Clean Slates are a Messy Business

With New Year’s coming up next week, lots of us are probably thinking of Resolutions. Something about the New Year empowers us, makes us see the future full of possibilities, like the mistakes we’ve made can be erased and we get a clean slate.

The good news is that we can have a clean slate anytime we want – we don’t need to wait for January 1. But the not-so-good news is that cleans slates are a messy business.

Over the last decade or so, we have had several friends decide the lives they were leading just weren’t satisfying. So they threw aside their friends, their wives/husbands and kids, and “started over”. Meanwhile, their spouses and children were left devastated, their friends left wondering “why?”

“I want a fresh start.” Our society allows for that answer. At times, they encourage it. Like a computer whose hard drive is wiped, we want to delete our past and move forward into a new future. Leaving the past behind, especially when that past is messy, is SO much easier than cleaning up the messes we have made.

In our 17+ years of marriage, Dave and I have had plenty of times when we’ve gotten so frustrated, so “messy,” that I’ve thought, “I’m done! This is too hard.” It seems easier to just “restart.” But we are both committed to Christ and committed to marriage, so we have cleaned up those messes we have made – through seeking forgiveness, seeking counsel, talking through hurts and regrets. And our marriage is stronger because of it.

Maybe there are major mistakes in your past – mistakes you want to bury and get as far away from as possible. Please hear me when I say those mistakes can be forgiven, but they MUST be dealt with. If they are too big for you to handle on your own, talk to a pastor or a counselor.
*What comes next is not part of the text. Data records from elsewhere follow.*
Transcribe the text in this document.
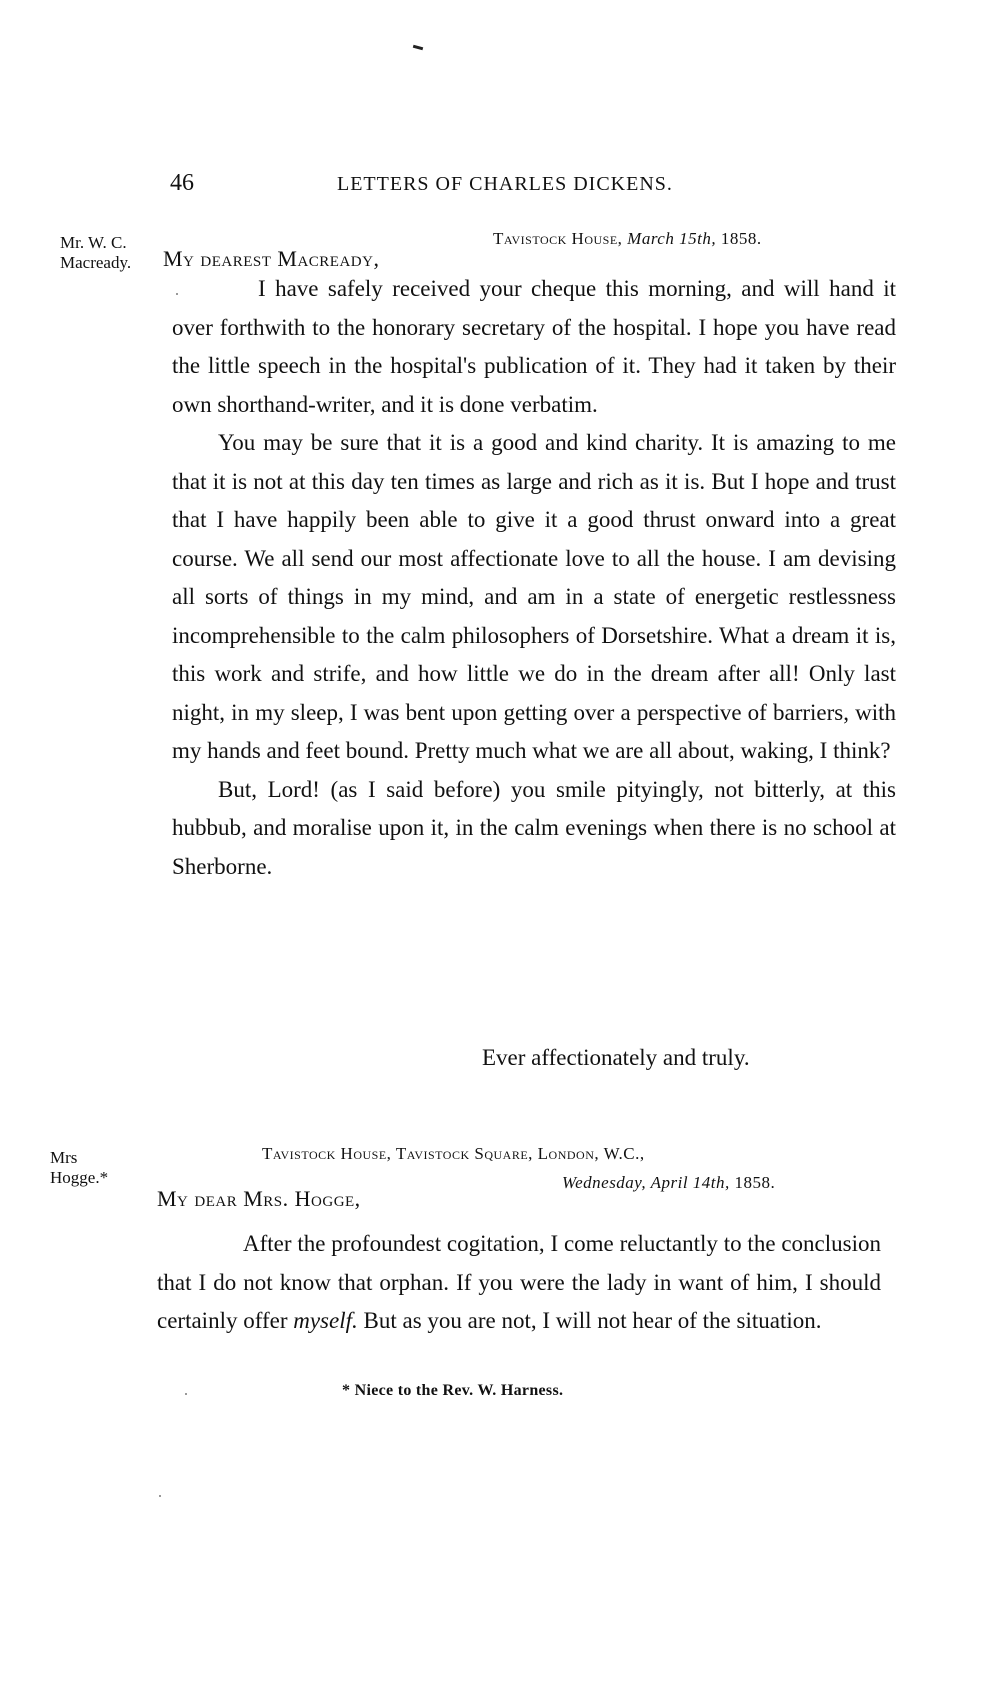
46	LETTERS OF CHARLES DICKENS.
Mr. W. C.
Macready.
Tavistock House, March 15th, 1858.
My dearest Macready,

I have safely received your cheque this morning, and will hand it over forthwith to the honorary secretary of the hospital. I hope you have read the little speech in the hospital's publication of it. They had it taken by their own shorthand-writer, and it is done verbatim.

You may be sure that it is a good and kind charity. It is amazing to me that it is not at this day ten times as large and rich as it is. But I hope and trust that I have happily been able to give it a good thrust onward into a great course. We all send our most affectionate love to all the house. I am devising all sorts of things in my mind, and am in a state of energetic restlessness incomprehensible to the calm philosophers of Dorsetshire. What a dream it is, this work and strife, and how little we do in the dream after all! Only last night, in my sleep, I was bent upon getting over a perspective of barriers, with my hands and feet bound. Pretty much what we are all about, waking, I think?

But, Lord! (as I said before) you smile pityingly, not bitterly, at this hubbub, and moralise upon it, in the calm evenings when there is no school at Sherborne.

Ever affectionately and truly.
Mrs
Hogge.*
Tavistock House, Tavistock Square, London, W.C.,
Wednesday, April 14th, 1858.
My dear Mrs. Hogge,

After the profoundest cogitation, I come reluctantly to the conclusion that I do not know that orphan. If you were the lady in want of him, I should certainly offer myself. But as you are not, I will not hear of the situation.

* Niece to the Rev. W. Harness.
Maybe you have a spouse or parent who has hurt you repeatedly. You’re done. Tired of dealing with the same issues. While you can’t change someone else, you can make sure you are responding to the situation in a way that honors God. You can make sure that you are doing all you can to live at peace with that person. That means forgiving them, seeking to restore broken relationships. No one benefits from grudges held.

There are times you need to walk away from a person who refuses to change. But there is never a time when we are permitted to live in anger toward someone. Christians are told to love our enemies, to be kind to those who mistreat us, to forgive seventy times seven. That is, I know, incredibly difficult. But God knows it will make us stronger, make our relationships stronger, our churches and families stronger.

Start the New Year seeking a clean slate – but with an eraser in hand and not a trash can. Clean up those messes, restore what was broken. Don’t set aside your past – redeem it.